This post is for entrepreneurs as part of a series of observations and tips on building an effective board. This is Part 3.
You should expect the same from an investor whether or not he is a member of your board. In my experience, investor board members tend to fall somewhere on a scale ranging from those that think you work for them (avoid this type) and those who understand that the best results occur when they work in partnership with you (find more of these). A good director will make you a better CEO by knowing how and when to challenge you, but avoid undermining you. He will publicly support your decisions, even if he doesn’t fully agree with the choices you make.
Your company will experience tough times and you will want (and deserve) investors that will dig in, work hard, support you when things aren’t going well, and not run at the first sight of blood.
Do your homework before choosing a venture fund by talking to as many people as you can to learn as much as you can about the person(s) with whom you will share the ups and downs of building your company.
Here are a few of the personalities to avoid:
This is the person who mistakenly believes that by taking his fund’s money, you work for him. Board meetings break apart into power struggles, often to the point of the CEO seeking ways to work around the dictator.
The drive-by director
This person consistently misses meetings, sends an associate in his place, or worse, uses the meeting as an update session to educate himself about the company or the industry. Valuable time is wasted on justifying past actions or conveying information your investor should already know.
The stage hog
These are the talkers and the agenda usurpers who view the board meeting as their personal stage. They stifle productive conversation by consuming valuable airtime in an effort to prove their knowledge and worth.

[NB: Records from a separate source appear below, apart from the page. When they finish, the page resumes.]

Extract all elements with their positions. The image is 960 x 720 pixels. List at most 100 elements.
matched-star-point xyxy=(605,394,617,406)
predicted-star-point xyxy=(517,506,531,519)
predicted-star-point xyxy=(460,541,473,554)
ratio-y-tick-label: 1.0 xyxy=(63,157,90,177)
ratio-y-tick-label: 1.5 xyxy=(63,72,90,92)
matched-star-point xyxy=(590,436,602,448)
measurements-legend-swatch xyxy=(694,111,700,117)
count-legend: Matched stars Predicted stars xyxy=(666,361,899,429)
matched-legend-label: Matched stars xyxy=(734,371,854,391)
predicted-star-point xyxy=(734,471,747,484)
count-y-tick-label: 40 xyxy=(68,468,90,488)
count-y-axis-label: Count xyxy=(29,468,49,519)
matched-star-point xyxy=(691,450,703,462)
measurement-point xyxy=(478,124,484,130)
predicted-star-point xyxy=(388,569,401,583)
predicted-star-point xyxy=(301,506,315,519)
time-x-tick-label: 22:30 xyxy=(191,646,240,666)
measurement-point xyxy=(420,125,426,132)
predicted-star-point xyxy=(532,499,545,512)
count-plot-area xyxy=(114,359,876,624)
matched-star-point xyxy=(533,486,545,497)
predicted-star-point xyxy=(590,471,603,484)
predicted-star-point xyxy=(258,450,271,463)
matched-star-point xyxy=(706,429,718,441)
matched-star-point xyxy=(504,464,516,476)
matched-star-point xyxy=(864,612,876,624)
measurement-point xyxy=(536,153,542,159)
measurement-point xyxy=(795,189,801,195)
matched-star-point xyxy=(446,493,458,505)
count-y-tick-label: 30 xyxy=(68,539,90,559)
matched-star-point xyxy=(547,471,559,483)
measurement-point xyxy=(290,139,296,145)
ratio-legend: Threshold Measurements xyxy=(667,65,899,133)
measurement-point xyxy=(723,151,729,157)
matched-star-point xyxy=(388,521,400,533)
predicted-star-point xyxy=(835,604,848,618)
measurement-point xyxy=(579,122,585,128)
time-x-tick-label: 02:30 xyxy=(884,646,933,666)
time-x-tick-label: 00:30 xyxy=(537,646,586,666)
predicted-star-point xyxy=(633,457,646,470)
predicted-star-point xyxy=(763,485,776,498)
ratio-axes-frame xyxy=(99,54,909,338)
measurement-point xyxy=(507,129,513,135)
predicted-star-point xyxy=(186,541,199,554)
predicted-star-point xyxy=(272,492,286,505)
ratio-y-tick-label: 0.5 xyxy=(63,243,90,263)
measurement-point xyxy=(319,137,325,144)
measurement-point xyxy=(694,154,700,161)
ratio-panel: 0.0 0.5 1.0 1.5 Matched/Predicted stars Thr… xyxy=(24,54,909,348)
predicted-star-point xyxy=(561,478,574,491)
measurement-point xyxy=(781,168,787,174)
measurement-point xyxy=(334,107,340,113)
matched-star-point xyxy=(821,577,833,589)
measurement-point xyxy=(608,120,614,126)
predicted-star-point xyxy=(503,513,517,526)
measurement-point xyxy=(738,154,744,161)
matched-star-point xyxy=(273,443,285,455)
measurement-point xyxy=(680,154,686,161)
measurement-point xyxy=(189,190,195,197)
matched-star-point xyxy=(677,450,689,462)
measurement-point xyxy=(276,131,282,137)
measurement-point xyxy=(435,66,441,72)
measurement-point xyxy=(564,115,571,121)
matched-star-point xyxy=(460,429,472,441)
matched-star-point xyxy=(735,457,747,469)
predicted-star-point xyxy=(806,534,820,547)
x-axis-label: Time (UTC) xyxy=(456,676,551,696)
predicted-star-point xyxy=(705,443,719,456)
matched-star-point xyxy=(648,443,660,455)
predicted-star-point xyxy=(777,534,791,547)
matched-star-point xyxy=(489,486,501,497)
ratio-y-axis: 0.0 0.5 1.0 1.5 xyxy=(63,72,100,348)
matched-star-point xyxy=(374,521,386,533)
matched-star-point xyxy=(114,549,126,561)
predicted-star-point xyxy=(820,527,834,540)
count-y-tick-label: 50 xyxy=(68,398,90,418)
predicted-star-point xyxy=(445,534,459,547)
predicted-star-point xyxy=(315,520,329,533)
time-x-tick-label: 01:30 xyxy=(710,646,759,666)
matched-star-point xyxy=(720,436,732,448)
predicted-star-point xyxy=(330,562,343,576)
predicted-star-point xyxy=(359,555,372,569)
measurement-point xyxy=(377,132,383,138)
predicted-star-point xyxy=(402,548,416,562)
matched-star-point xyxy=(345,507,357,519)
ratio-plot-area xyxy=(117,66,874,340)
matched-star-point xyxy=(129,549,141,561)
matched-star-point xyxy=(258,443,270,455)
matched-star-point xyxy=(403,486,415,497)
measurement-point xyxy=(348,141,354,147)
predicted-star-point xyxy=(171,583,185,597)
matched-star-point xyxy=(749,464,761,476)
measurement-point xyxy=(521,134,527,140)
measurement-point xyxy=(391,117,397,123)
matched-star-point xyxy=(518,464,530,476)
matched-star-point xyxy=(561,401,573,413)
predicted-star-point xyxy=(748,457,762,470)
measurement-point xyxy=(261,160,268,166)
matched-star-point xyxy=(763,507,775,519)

Typically designated by the founder or CEO, this person tends to be passive and unwilling to disagree with you, which would risk his relationship or his seat on the board. A board full of these types is a ticket on a high-speed train to mediocrity.

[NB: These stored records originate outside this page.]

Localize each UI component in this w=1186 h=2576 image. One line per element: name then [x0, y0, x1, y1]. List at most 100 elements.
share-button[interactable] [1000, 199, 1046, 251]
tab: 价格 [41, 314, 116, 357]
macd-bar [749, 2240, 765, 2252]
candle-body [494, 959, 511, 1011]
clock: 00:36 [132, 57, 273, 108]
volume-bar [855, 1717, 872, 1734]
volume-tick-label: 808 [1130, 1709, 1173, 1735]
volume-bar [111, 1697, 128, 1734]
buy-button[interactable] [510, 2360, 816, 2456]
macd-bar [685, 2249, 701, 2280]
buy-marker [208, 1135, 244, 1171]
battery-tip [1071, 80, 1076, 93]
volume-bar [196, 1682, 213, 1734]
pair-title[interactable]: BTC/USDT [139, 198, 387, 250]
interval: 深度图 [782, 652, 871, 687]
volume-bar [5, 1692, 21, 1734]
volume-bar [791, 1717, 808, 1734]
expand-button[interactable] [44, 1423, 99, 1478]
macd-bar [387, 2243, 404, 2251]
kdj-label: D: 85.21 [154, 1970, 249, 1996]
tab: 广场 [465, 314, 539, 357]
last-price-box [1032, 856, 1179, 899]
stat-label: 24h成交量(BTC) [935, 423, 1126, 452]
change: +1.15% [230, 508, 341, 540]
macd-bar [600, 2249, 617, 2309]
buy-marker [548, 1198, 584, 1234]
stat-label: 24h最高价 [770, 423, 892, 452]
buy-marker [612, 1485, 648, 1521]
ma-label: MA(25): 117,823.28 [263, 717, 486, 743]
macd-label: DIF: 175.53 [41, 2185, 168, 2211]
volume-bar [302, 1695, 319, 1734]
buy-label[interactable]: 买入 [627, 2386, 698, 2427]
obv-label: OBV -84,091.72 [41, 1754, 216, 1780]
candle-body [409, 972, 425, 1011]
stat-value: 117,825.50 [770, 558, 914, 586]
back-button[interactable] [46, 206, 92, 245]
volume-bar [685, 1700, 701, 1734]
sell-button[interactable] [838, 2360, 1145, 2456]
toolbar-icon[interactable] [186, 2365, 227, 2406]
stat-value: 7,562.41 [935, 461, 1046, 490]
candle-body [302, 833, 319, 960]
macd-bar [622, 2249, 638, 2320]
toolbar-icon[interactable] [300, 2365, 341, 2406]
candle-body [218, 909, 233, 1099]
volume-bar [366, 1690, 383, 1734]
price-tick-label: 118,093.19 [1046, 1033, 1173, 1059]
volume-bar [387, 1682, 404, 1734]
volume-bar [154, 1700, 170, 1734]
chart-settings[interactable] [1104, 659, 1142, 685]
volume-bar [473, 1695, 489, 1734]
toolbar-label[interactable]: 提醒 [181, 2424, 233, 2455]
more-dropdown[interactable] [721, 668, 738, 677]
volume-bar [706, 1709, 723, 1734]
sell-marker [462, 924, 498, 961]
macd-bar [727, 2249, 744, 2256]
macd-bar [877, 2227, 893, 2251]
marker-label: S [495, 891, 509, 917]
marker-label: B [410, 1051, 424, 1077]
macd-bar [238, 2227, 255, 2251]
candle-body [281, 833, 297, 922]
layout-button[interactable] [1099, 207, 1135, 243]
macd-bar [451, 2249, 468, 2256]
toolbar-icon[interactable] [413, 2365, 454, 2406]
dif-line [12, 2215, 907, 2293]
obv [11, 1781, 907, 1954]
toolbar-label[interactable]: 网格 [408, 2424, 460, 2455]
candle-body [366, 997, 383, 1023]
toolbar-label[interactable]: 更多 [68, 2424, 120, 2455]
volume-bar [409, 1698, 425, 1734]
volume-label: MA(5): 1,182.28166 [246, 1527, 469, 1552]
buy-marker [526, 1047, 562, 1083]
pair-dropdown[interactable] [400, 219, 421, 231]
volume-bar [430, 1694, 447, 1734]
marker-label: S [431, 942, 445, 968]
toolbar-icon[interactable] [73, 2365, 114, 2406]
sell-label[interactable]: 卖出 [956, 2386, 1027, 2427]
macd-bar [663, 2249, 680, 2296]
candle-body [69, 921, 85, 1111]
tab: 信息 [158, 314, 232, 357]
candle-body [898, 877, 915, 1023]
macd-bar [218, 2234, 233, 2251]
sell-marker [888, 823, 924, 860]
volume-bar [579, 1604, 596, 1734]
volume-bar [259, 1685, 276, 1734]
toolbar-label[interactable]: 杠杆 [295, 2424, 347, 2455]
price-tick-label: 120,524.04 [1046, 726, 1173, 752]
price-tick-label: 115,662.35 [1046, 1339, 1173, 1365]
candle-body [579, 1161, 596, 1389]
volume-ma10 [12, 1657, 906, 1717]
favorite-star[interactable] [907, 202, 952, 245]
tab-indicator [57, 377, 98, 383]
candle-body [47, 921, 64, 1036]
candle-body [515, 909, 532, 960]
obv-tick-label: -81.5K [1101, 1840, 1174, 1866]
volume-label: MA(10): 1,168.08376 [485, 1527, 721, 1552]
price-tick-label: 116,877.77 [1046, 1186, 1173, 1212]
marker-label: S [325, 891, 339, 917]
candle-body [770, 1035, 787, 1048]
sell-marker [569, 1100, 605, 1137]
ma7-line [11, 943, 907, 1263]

This person would rather have your job than be a director. He thinks he can run the company better than you can. At the very least, he is an eye-rolling distraction and someone to weed out at the earliest opportunity.
This is the academic, a person who lacks real-world company-building experience and approaches the boardroom as a living laboratory. Though he’s often charming and articulate, it’s best to let him experiment with someone else’s company.
The often-wrong (but never-in-doubt) investor
Typically, this is an investor director who is quick to pull the trigger on advice by drawing from the playbook he used in previous companies instead of critically thinking about your company. Experience is a great teacher, but it’s dangerous if used indiscriminately.
Over the years we’ve had the pleasure of working with some great investor directors and observed how a bad director can single-handedly poison the culture and derail a company. The very best are great listeners and have an intuitive understanding of how to adjust their style to the needs of the CEO. One CEO may benefit from a softer touch and Socratic style of leadership, whereas another may prefer a no-nonsense and right-to-the point relationship.